Over the years Allen Ginsberg and I maintained a friendship. A friendship that has had its ups and downs but lasted. Because of him and with him I read my poetry to larger crowds than I ever again could hope to draw. Allen once did a reading with Eliot and I at the Rutgers Student Center where he split the door with us 50/50, which was enough money for us to start our own magazine which we titled Long Shot. Allen has been a frequent contributor to our magazine, giving us previously unpublished poems and photos and never asking for anything in return. Many of the friends I have today are friends I met because of Allen Ginsberg. The poems I’ve written often have Mr. Ginsberg in mind as the audience, whether to impress him or defy him. Some poet once said “when a man dies, a universe dies with him.” He probably meant that each person has an almost infinite amount of associations and memories and feelings and thoughts within him or herself and when that person ceases to be alive those connections are lost. Allen Ginsberg’s death must have left a sizable hole in the universe.
The last time I saw Allen was about three months ago at a memorial poetry reading for Herbert Hunke. After the reading, Allen and I were going to share a cab to the Port Authority, he to catch a bus to Paterson to visit his stepmother, and me to catch a bus home to Hoboken. Eliot offered to drive Allen to the Port Authority and me home. We had a laughter filled drive across town at the expense of a mutual friend who had asked Allen if he’d listened to the compilation he produced of golf songs. Allen didn’t understand the concept — songs about golf??? We spent the ride goofing on possible golf songs such as, “I’m Your Bogeyman,” “Get Down and Bogey,” “Take This Club and Shove It,” “Putt, Putt, Putting On Heaven’s Door.” Somehow the conversation got around to death. “When my time comes,” Allen said, “I want my body to lie in state at St. Patrick’s Cathedral and I want all the lovers I’ve ever had who are still around to file past my coffin.” “Hello Allen” I said, “first of all you’re a Jew, and second of all you’re a homosexual. Cardinal O’Connor’s not going to let you have a funeral in his cathedral.” He looked thoughtful for a moment, “Maybe then, St John The Divine. They’re pretty liberal.” We laughed.

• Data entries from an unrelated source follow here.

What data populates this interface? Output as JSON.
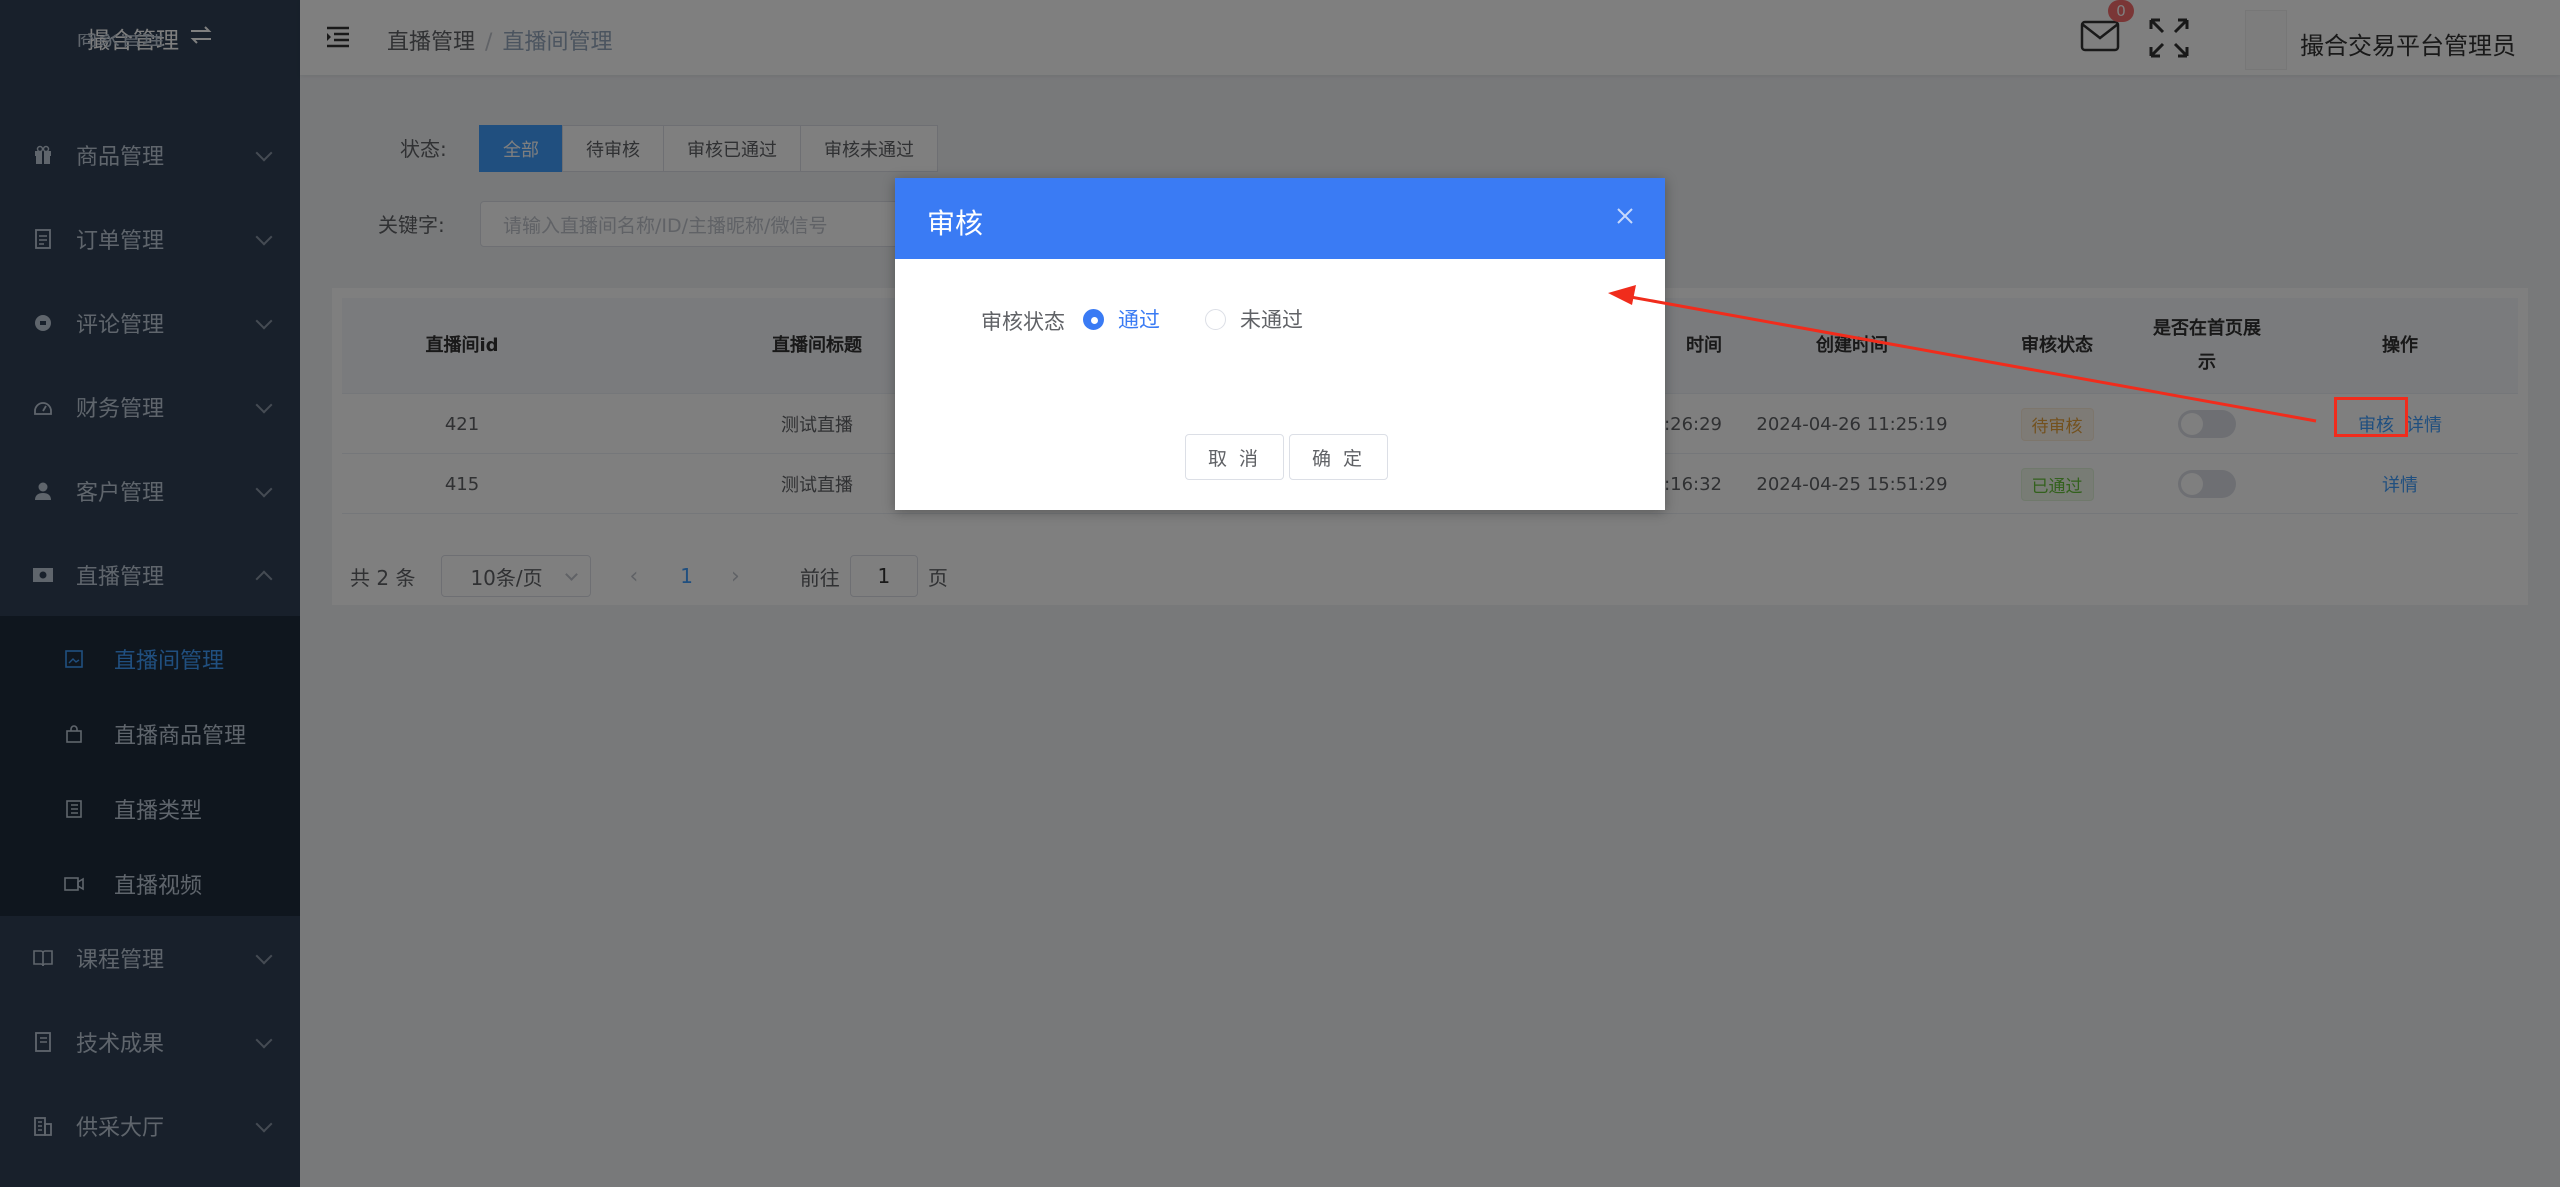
{
  "sidebar": {
    "logo_text": "撮合管理",
    "top_partial_label": "商家管理",
    "items": [
      {
        "label": "商品管理",
        "icon": "gift-icon"
      },
      {
        "label": "订单管理",
        "icon": "document-icon"
      },
      {
        "label": "评论管理",
        "icon": "comment-icon"
      },
      {
        "label": "财务管理",
        "icon": "finance-icon"
      },
      {
        "label": "客户管理",
        "icon": "user-icon"
      },
      {
        "label": "直播管理",
        "icon": "live-icon"
      },
      {
        "label": "课程管理",
        "icon": "book-icon"
      },
      {
        "label": "技术成果",
        "icon": "notebook-icon"
      },
      {
        "label": "供采大厅",
        "icon": "building-icon"
      }
    ],
    "sub_items": [
      {
        "label": "直播间管理",
        "icon": "image-icon"
      },
      {
        "label": "直播商品管理",
        "icon": "bag-icon"
      },
      {
        "label": "直播类型",
        "icon": "list-icon"
      },
      {
        "label": "直播视频",
        "icon": "video-icon"
      }
    ]
  },
  "header": {
    "breadcrumb": [
      "直播管理",
      "直播间管理"
    ],
    "breadcrumb_sep": "/",
    "mail_badge": "0",
    "username": "撮合交易平台管理员"
  },
  "filter": {
    "status_label": "状态:",
    "status_tabs": [
      "全部",
      "待审核",
      "审核已通过",
      "审核未通过"
    ],
    "keyword_label": "关键字:",
    "keyword_placeholder": "请输入直播间名称/ID/主播昵称/微信号"
  },
  "table": {
    "headers": {
      "id": "直播间id",
      "title": "直播间标题",
      "start_time": "时间",
      "created": "创建时间",
      "audit": "审核状态",
      "homepage": "是否在首页展示",
      "actions": "操作"
    },
    "rows": [
      {
        "id": "421",
        "title": "测试直播",
        "start_time": ":26:29",
        "created": "2024-04-26 11:25:19",
        "audit": "待审核",
        "action_audit": "审核",
        "action_detail": "详情"
      },
      {
        "id": "415",
        "title": "测试直播",
        "start_time": ":16:32",
        "created": "2024-04-25 15:51:29",
        "audit": "已通过",
        "action_detail": "详情"
      }
    ]
  },
  "pagination": {
    "total": "共 2 条",
    "page_size": "10条/页",
    "prev": "‹",
    "current": "1",
    "next": "›",
    "goto_label": "前往",
    "goto_value": "1",
    "goto_suffix": "页"
  },
  "dialog": {
    "title": "审核",
    "field_label": "审核状态",
    "option_pass": "通过",
    "option_fail": "未通过",
    "cancel": "取 消",
    "confirm": "确 定"
  },
  "colors": {
    "accent": "#409eff",
    "dialog_header": "#3a7bf4",
    "annotation": "#f02c1c",
    "sidebar_bg": "#304156"
  }
}
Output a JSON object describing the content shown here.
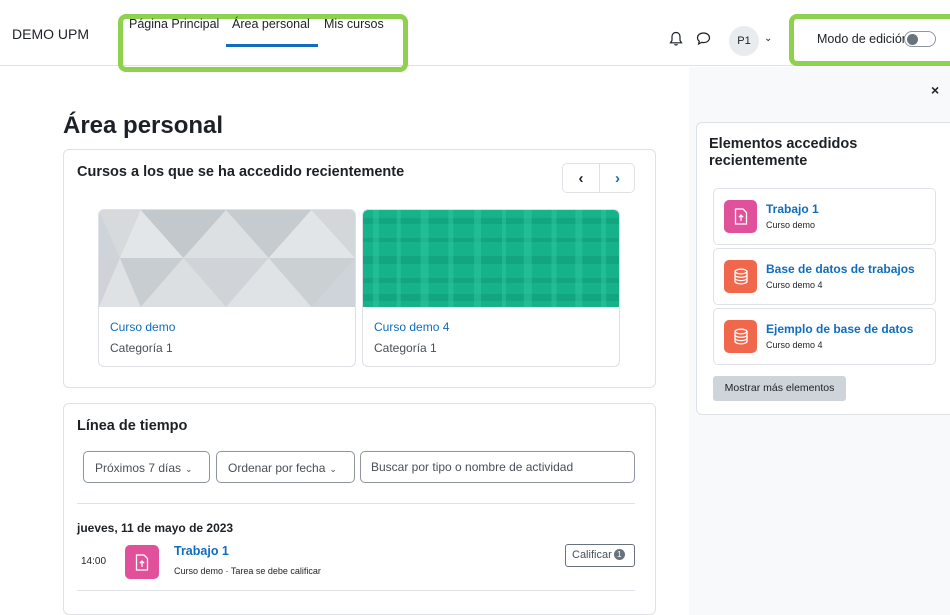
{
  "navbar": {
    "brand": "DEMO UPM",
    "links": [
      "Página Principal",
      "Área personal",
      "Mis cursos"
    ],
    "active_link": "Área personal",
    "avatar_initials": "P1",
    "edit_mode_label": "Modo de edición",
    "edit_mode_on": false,
    "highlight_color": "#8dd14e",
    "icons": [
      "bell-icon",
      "chat-icon",
      "chevron-down-icon",
      "toggle-switch"
    ]
  },
  "page": {
    "title": "Área personal"
  },
  "recent_courses": {
    "title": "Cursos a los que se ha accedido recientemente",
    "prev_label": "‹",
    "next_label": "›",
    "courses": [
      {
        "name": "Curso demo",
        "category": "Categoría 1",
        "image": "grey-triangles-pattern"
      },
      {
        "name": "Curso demo 4",
        "category": "Categoría 1",
        "image": "green-plaid-pattern"
      }
    ]
  },
  "timeline": {
    "title": "Línea de tiempo",
    "filter_label": "Próximos 7 días",
    "sort_label": "Ordenar por fecha",
    "search_placeholder": "Buscar por tipo o nombre de actividad",
    "date_heading": "jueves, 11 de mayo de 2023",
    "events": [
      {
        "time": "14:00",
        "name": "Trabajo 1",
        "subtitle": "Curso demo · Tarea se debe calificar",
        "action_label": "Calificar",
        "action_count": "1",
        "icon": "assignment-icon",
        "icon_color": "#e0509b"
      }
    ]
  },
  "drawer": {
    "close_label": "×",
    "title": "Elementos accedidos recientemente",
    "items": [
      {
        "name": "Trabajo 1",
        "course": "Curso demo",
        "icon": "assignment-icon",
        "color": "#e0509b"
      },
      {
        "name": "Base de datos de trabajos",
        "course": "Curso demo 4",
        "icon": "database-icon",
        "color": "#f0674b"
      },
      {
        "name": "Ejemplo de base de datos",
        "course": "Curso demo 4",
        "icon": "database-icon",
        "color": "#f0674b"
      }
    ],
    "more_label": "Mostrar más elementos"
  },
  "colors": {
    "link": "#0f6cbf",
    "border": "#dee2e6",
    "drawer_bg": "#f8f9fa"
  }
}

Of course the funeral is packed. Over 500 people sitting on square red and yellow cushions listening to Buddhist monks chant. For his family and for all the Jews, The Mourner’s Kaddish. Five hundred of Allen’s closest friends in New York. People whose lives he touched in friendship. People who have stories to tell. There’s Peter Orlovsky. There’s Allen’s 95-year-old stepmother. There’s his brother Eugene. There’s Amiri and Amina Baraka. There’s Gregory Corso. There’s Hettie Jones. Patti Smith. Anne Waldman. Lou Reed. Natalie Merchant. Phillip Glass. Laurie Anderson. David Greenberg. Hersch Silverman. Andy Clausen. Eliot Katz. And Me.